Çalışmaya dahil olmayan, Baptist Health South Florida'nın bir parçası olan Miami Kanser Enstitüsü'nde hematolog ve tıbbi onkolog olan Dr. Guilherme Rabinowits de MNT'ye “Bu çalışmada bildirilen bulguların diğer kanser türleri için geçerli olma olasılığı çok yüksektir çünkü bağırsak bakteri translokasyonunun tümöre özgü olması pek olası değildir.” dedi.
“Ne yazık ki, uygun testler yapılmadan kesin bir şey söylemek mümkün değil” diye devam etti.
Çalışmanın diğer sınırlamaları sorulduğunda, Dr. Bilchik, bulguların insanlara açıklanıp açıklanmayacağının zamanla görüleceğini sözlerine ekledi.
Çalışmaya dahil olmayan, Irvine, Kaliforniya'daki City of Hope Orange County Lennar Vakfı Kanser Merkezi'nde girişimsel bir gastroenterolog olan Dr. Lance Uradomo da MNT’ye “Melanomu test etmek için uygulanan tedavi türünün, kolit gibi olumsuz yan etkilerle bağlantılı olabileceğini” söyledi.

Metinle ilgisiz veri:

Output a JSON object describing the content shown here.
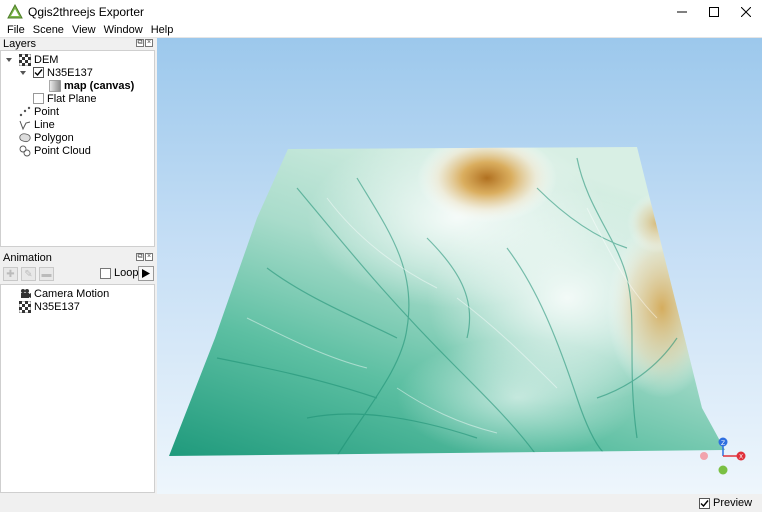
{
  "window": {
    "title": "Qgis2threejs Exporter",
    "controls": [
      "minimize-icon",
      "maximize-icon",
      "close-icon"
    ]
  },
  "menu": [
    "File",
    "Scene",
    "View",
    "Window",
    "Help"
  ],
  "layers_panel": {
    "title": "Layers",
    "items": [
      {
        "label": "DEM",
        "icon": "dem-icon"
      },
      {
        "label": "N35E137",
        "icon": "checkbox-checked"
      },
      {
        "label": "map (canvas)",
        "icon": "map-icon"
      },
      {
        "label": "Flat Plane",
        "icon": "checkbox-empty"
      },
      {
        "label": "Point",
        "icon": "point-icon"
      },
      {
        "label": "Line",
        "icon": "line-icon"
      },
      {
        "label": "Polygon",
        "icon": "polygon-icon"
      },
      {
        "label": "Point Cloud",
        "icon": "point-cloud-icon"
      }
    ]
  },
  "animation_panel": {
    "title": "Animation",
    "loop_label": "Loop",
    "loop_checked": false,
    "items": [
      {
        "label": "Camera Motion",
        "icon": "camera-icon"
      },
      {
        "label": "N35E137",
        "icon": "dem-icon"
      }
    ]
  },
  "axes": {
    "x": "X",
    "z": "Z"
  },
  "status": {
    "preview_label": "Preview",
    "preview_checked": true
  },
  "colors": {
    "sky_top": "#9cc8ec",
    "terrain_low": "#2aa083",
    "terrain_mid": "#e8f0ea",
    "terrain_high": "#c08a3a",
    "axis_x": "#e0303a",
    "axis_y": "#7ac043",
    "axis_z": "#2f6fe0"
  }
}
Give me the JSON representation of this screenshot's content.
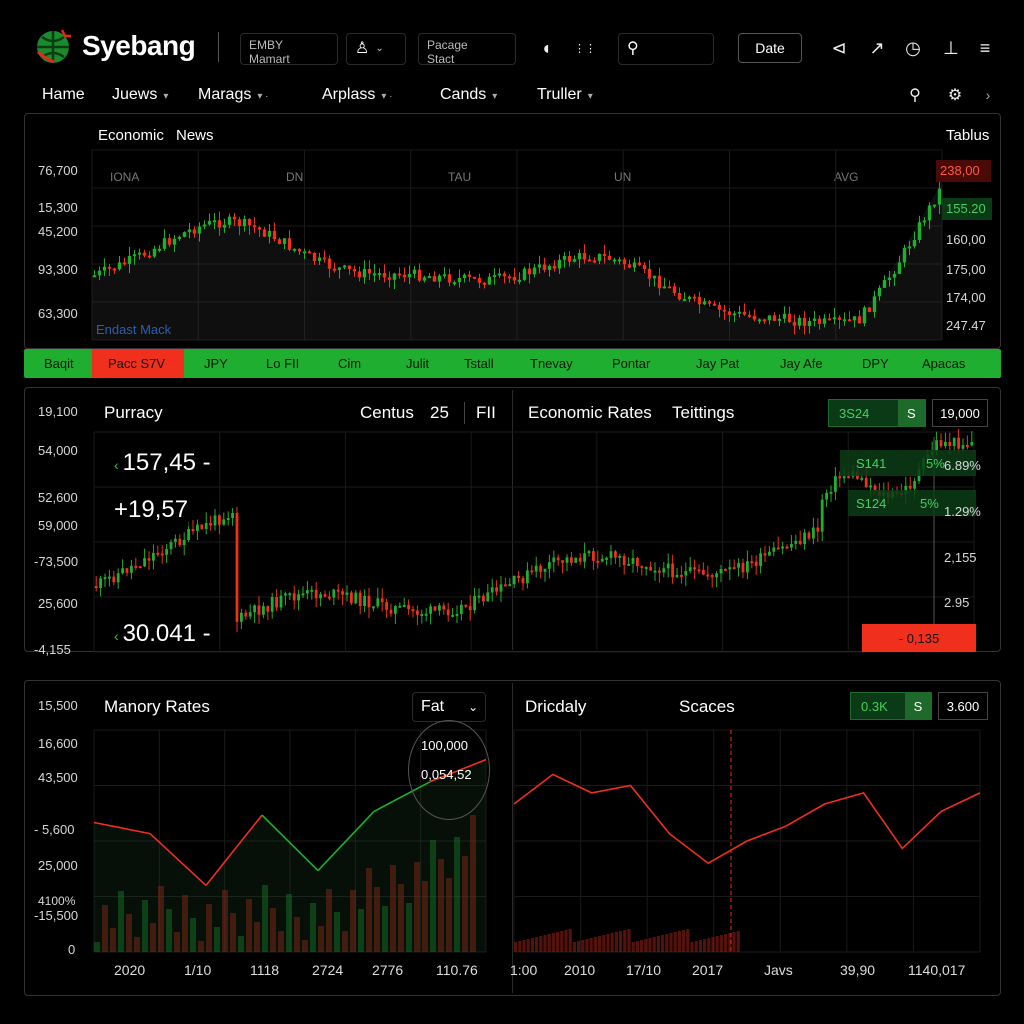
{
  "app": {
    "brand": "Syebang",
    "account_box": {
      "line1": "EMBY",
      "line2": "Mamart"
    },
    "package_box": {
      "line1": "Pacage",
      "line2": "Stact"
    },
    "date_button": "Date",
    "accent_green": "#1fae2f",
    "accent_red": "#f0301c"
  },
  "nav": [
    {
      "label": "Hame"
    },
    {
      "label": "Juews"
    },
    {
      "label": "Marags"
    },
    {
      "label": "Arplass"
    },
    {
      "label": "Cands"
    },
    {
      "label": "Truller"
    }
  ],
  "panel_top": {
    "tabs": [
      "Economic",
      "News"
    ],
    "right_label": "Tablus",
    "overlay_label": "Endast Mack",
    "column_labels": [
      "IONA",
      "DN",
      "TAU",
      "UN",
      "AVG"
    ],
    "y_left": [
      "76,700",
      "15,300",
      "45,200",
      "93,300",
      "63,300"
    ],
    "y_right": [
      "238,00",
      "155.20",
      "160,00",
      "175,00",
      "174,00",
      "247.47"
    ]
  },
  "ticker": [
    "Baqit",
    "Pacc S7V",
    "JPY",
    "Lo FII",
    "Cim",
    "Julit",
    "Tstall",
    "Tnevay",
    "Pontar",
    "Jay Pat",
    "Jay Afe",
    "DPY",
    "Apacas"
  ],
  "panel_mid": {
    "left_title": "Purracy",
    "left_centre": "Centus",
    "left_num": "25",
    "left_right": "FII",
    "right_title": "Economic Rates",
    "right_tab": "Teittings",
    "badge_value": "3S24",
    "badge_symbol": "S",
    "badge_box": "19,000",
    "big_values": [
      "157,45",
      "+19,57",
      "30.041"
    ],
    "y_left": [
      "19,100",
      "54,000",
      "52,600",
      "59,000",
      "-73,500",
      "25,600",
      "-4,155"
    ],
    "y_right": [
      "6.89%",
      "1.29%",
      "2,155",
      "2.95"
    ],
    "tags": [
      {
        "value": "S141",
        "pct": "5%"
      },
      {
        "value": "S124",
        "pct": "5%"
      }
    ],
    "red_tag": "- 0,135"
  },
  "panel_bot": {
    "left_title": "Manory Rates",
    "dropdown": "Fat",
    "bubble_top": "100,000",
    "bubble_bot": "0,054,52",
    "right_title": "Dricdaly",
    "right_tab": "Scaces",
    "badge_value": "0.3K",
    "badge_symbol": "S",
    "badge_box": "3.600",
    "y_left": [
      "15,500",
      "16,600",
      "43,500",
      "- 5,600",
      "25,000",
      "4100%",
      "-15,500",
      "0"
    ],
    "x_labels": [
      "2020",
      "1/10",
      "1118",
      "2724",
      "2776",
      "110.76",
      "1:00",
      "2010",
      "17/10",
      "2017",
      "Javs",
      "39,90",
      "1140,017"
    ]
  },
  "chart_data": [
    {
      "type": "line",
      "title": "Manory Rates",
      "x": [
        "2020",
        "1/10",
        "1118",
        "2724",
        "2776",
        "110.76"
      ],
      "series": [
        {
          "values": [
            25000,
            22000,
            8000,
            27000,
            12000,
            28000,
            36000,
            42000
          ]
        }
      ]
    },
    {
      "type": "line",
      "title": "Dricdaly",
      "x": [
        "1:00",
        "2010",
        "17/10",
        "2017",
        "Javs",
        "39,90",
        "1140,017"
      ],
      "series": [
        {
          "values": [
            30,
            38,
            33,
            35,
            22,
            14,
            20,
            24,
            30,
            33,
            18,
            28,
            33
          ]
        }
      ]
    }
  ]
}
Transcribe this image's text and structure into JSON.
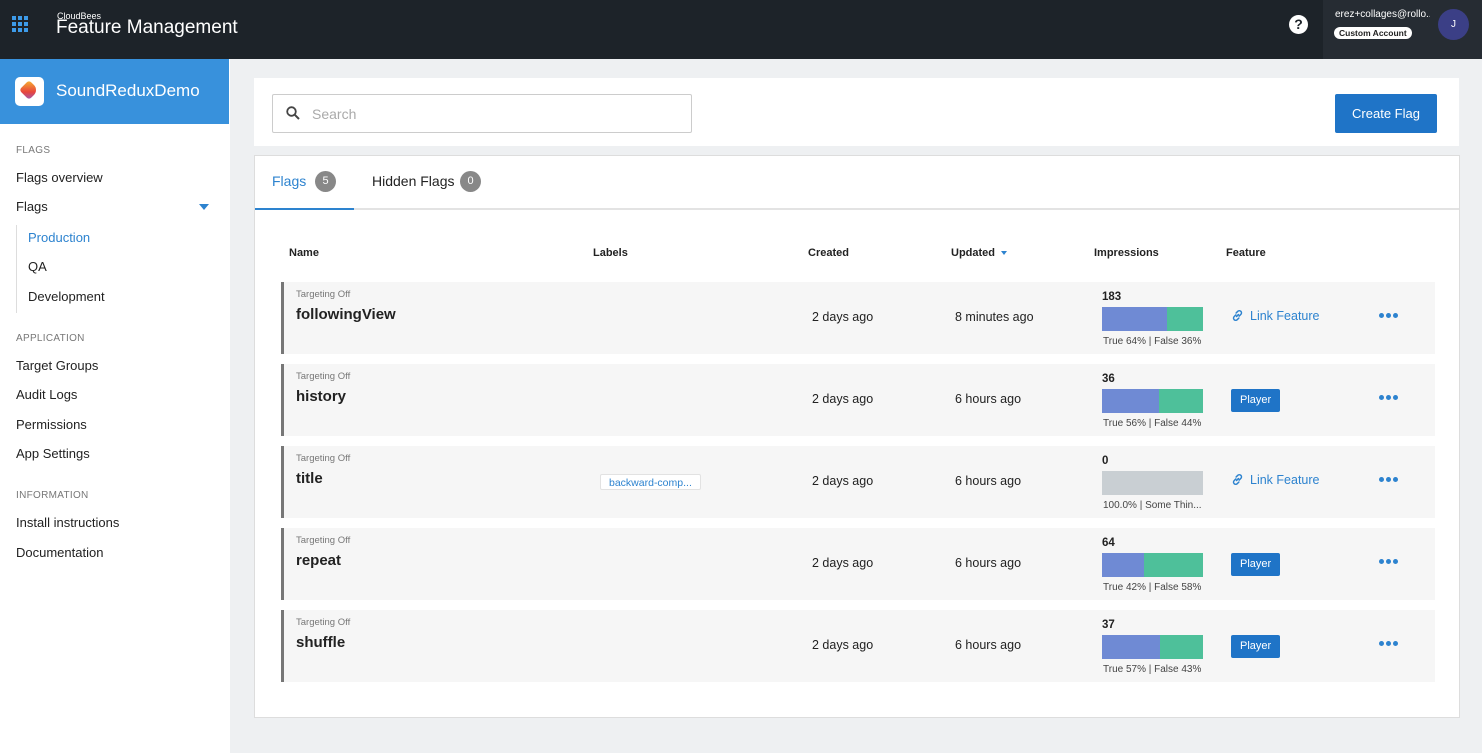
{
  "topbar": {
    "brand_small": "CloudBees",
    "brand_big": "Feature Management",
    "help_symbol": "?",
    "account_email": "erez+collages@rollo...",
    "account_badge": "Custom Account",
    "avatar_initial": "J"
  },
  "sidebar": {
    "app_name": "SoundReduxDemo",
    "sections": {
      "flags": "FLAGS",
      "application": "APPLICATION",
      "information": "INFORMATION"
    },
    "flags_overview": "Flags overview",
    "flags": "Flags",
    "environments": [
      "Production",
      "QA",
      "Development"
    ],
    "active_environment": "Production",
    "application_items": [
      "Target Groups",
      "Audit Logs",
      "Permissions",
      "App Settings"
    ],
    "information_items": [
      "Install instructions",
      "Documentation"
    ]
  },
  "search": {
    "placeholder": "Search",
    "value": ""
  },
  "create_button": "Create Flag",
  "tabs": [
    {
      "label": "Flags",
      "count": "5",
      "active": true
    },
    {
      "label": "Hidden Flags",
      "count": "0",
      "active": false
    }
  ],
  "columns": {
    "name": "Name",
    "labels": "Labels",
    "created": "Created",
    "updated": "Updated",
    "impressions": "Impressions",
    "feature": "Feature"
  },
  "flags": [
    {
      "status": "Targeting Off",
      "name": "followingView",
      "label": "",
      "created": "2 days ago",
      "updated": "8 minutes ago",
      "impressions": "183",
      "true_fraction": 0.64,
      "impressions_text": "True 64% | False 36%",
      "feature": "Link Feature",
      "feature_is_link": true
    },
    {
      "status": "Targeting Off",
      "name": "history",
      "label": "",
      "created": "2 days ago",
      "updated": "6 hours ago",
      "impressions": "36",
      "true_fraction": 0.56,
      "impressions_text": "True 56% | False 44%",
      "feature": "Player",
      "feature_is_link": false
    },
    {
      "status": "Targeting Off",
      "name": "title",
      "label": "backward-comp...",
      "created": "2 days ago",
      "updated": "6 hours ago",
      "impressions": "0",
      "true_fraction": 0,
      "impressions_text": "100.0% | Some Thin...",
      "feature": "Link Feature",
      "feature_is_link": true,
      "empty_bar": true
    },
    {
      "status": "Targeting Off",
      "name": "repeat",
      "label": "",
      "created": "2 days ago",
      "updated": "6 hours ago",
      "impressions": "64",
      "true_fraction": 0.42,
      "impressions_text": "True 42% | False 58%",
      "feature": "Player",
      "feature_is_link": false
    },
    {
      "status": "Targeting Off",
      "name": "shuffle",
      "label": "",
      "created": "2 days ago",
      "updated": "6 hours ago",
      "impressions": "37",
      "true_fraction": 0.57,
      "impressions_text": "True 57% | False 43%",
      "feature": "Player",
      "feature_is_link": false
    }
  ],
  "colors": {
    "accent": "#2d83cf",
    "primary_button": "#1f74c7",
    "true_segment": "#6f8ad4",
    "false_segment": "#4ec09a",
    "topbar": "#1d2329"
  }
}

“Mikrobiyom tedavisinin - doğru uygulamanın - gerçekten etkili olup olmadığının anlaşılabilmesi için daha fazla çalışmaya ihtiyaç var” diye ekledi.
Klinik Çıkarımlar
Çalışmanın sonuçları sorulduğunda, Dr. Koh, bulguların hastalara probiyotik tedavileri sunmanın bağırsaklardan daha dolaysız yolları olup olmadığı sorusunu akla getirdiğini söyledi.
"Belki de canlı oral hassasiyetli probiyotikler vermek - ki bunlar, antibiyotiklere maruz kalma veya diyetteki değişikliklerle kolayca raydan çıkabilen insan bağırsağında stabil aşılamayı sürdürmek gibi birçok zorlukla doludur - bağırsak florası kaynaklı tedavileri uygulamanın en iyi yolu değildir" dedi.

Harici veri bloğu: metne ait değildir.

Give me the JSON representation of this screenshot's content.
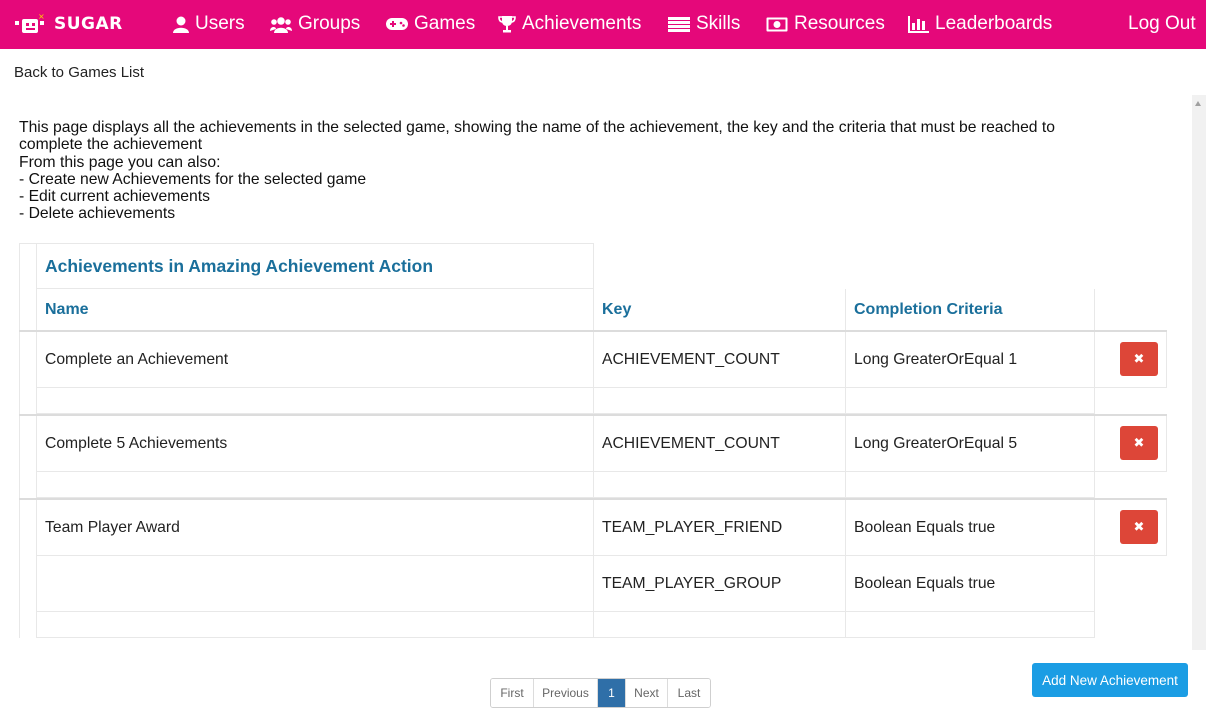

Bu amaçla, laboratuvarının şu anda gastrointestinal sistemin dışına uygulanabilen flora kaynaklı tedavi geliştirdiğini belirtti.

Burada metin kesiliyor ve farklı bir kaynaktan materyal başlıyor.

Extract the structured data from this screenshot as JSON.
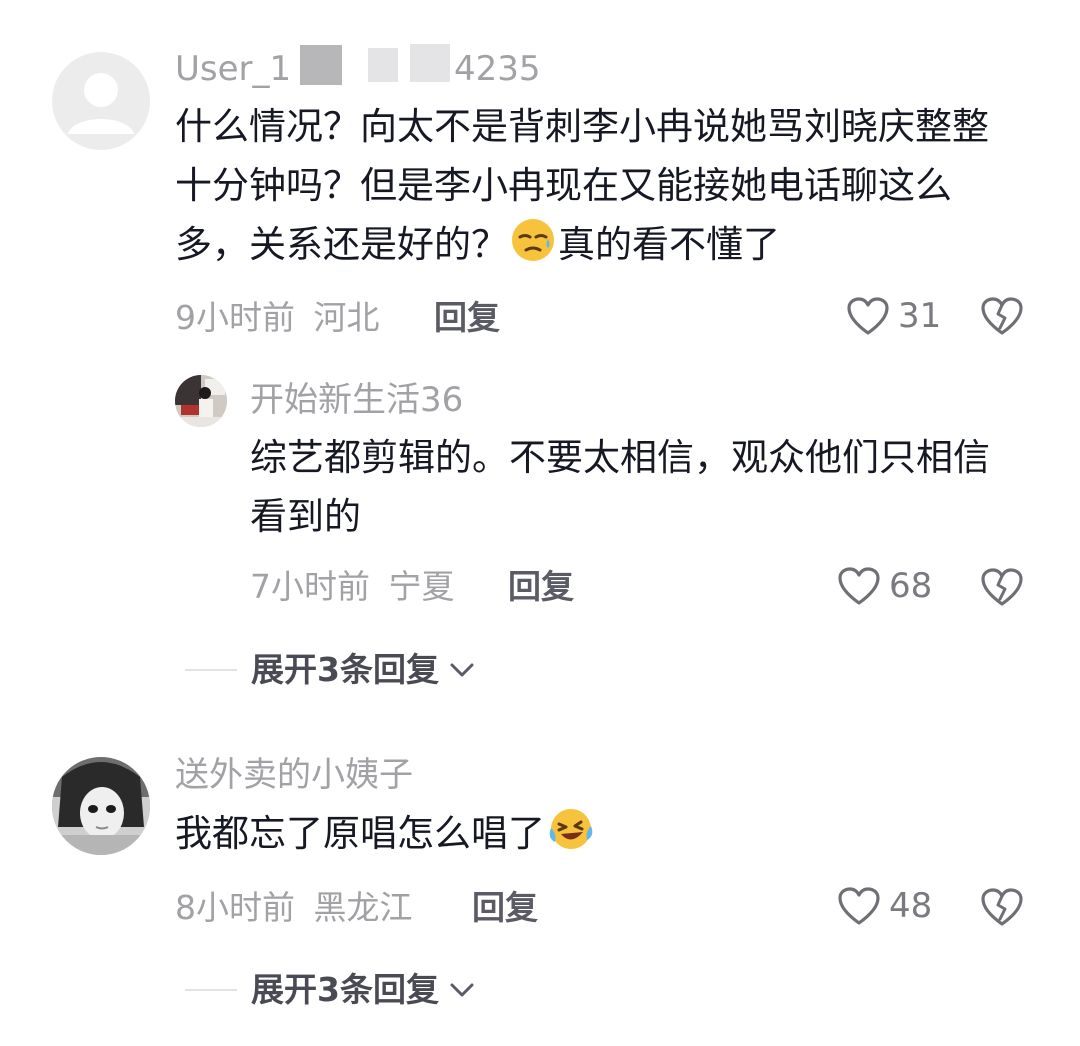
{
  "comments": [
    {
      "username": "User_1  ▆  ⠀⠀ 4235",
      "username_parts": {
        "prefix": "User_1",
        "suffix": "4235"
      },
      "content_parts": [
        "什么情况？向太不是背刺李小冉说她骂刘晓庆整整十分钟吗？但是李小冉现在又能接她电话聊这么多，关系还是好的？",
        "真的看不懂了"
      ],
      "emoji": "sweat-smile-emoji",
      "time": "9小时前",
      "region": "河北",
      "reply_label": "回复",
      "likes": "31",
      "replies": [
        {
          "username": "开始新生活36",
          "content": "综艺都剪辑的。不要太相信，观众他们只相信看到的",
          "time": "7小时前",
          "region": "宁夏",
          "reply_label": "回复",
          "likes": "68"
        }
      ],
      "expand_label": "展开3条回复"
    },
    {
      "username": "送外卖的小姨子",
      "content": "我都忘了原唱怎么唱了",
      "emoji": "laughing-crying-emoji",
      "time": "8小时前",
      "region": "黑龙江",
      "reply_label": "回复",
      "likes": "48",
      "expand_label": "展开3条回复"
    }
  ],
  "colors": {
    "text_primary": "#161823",
    "text_secondary": "#a2a2a6",
    "reply_text": "#5b5b66",
    "background": "#ffffff"
  },
  "icons": [
    "default-avatar-icon",
    "heart-icon",
    "broken-heart-icon",
    "chevron-down-icon"
  ]
}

"Bu hikayeyi bu yılın sonuna kadar sunmayı umuyoruz. İki patent başvurusunda bulundum ve bu teknolojiyi geliştiren Aumenta Biosciences adlı bir başlangıç şirketi kurdum. Aumenta geçen yıl bu teknolojiyi geliştirmek için ilk NIH [Ulusal Sağlık Enstitüleri] hibesini aldı" dedi.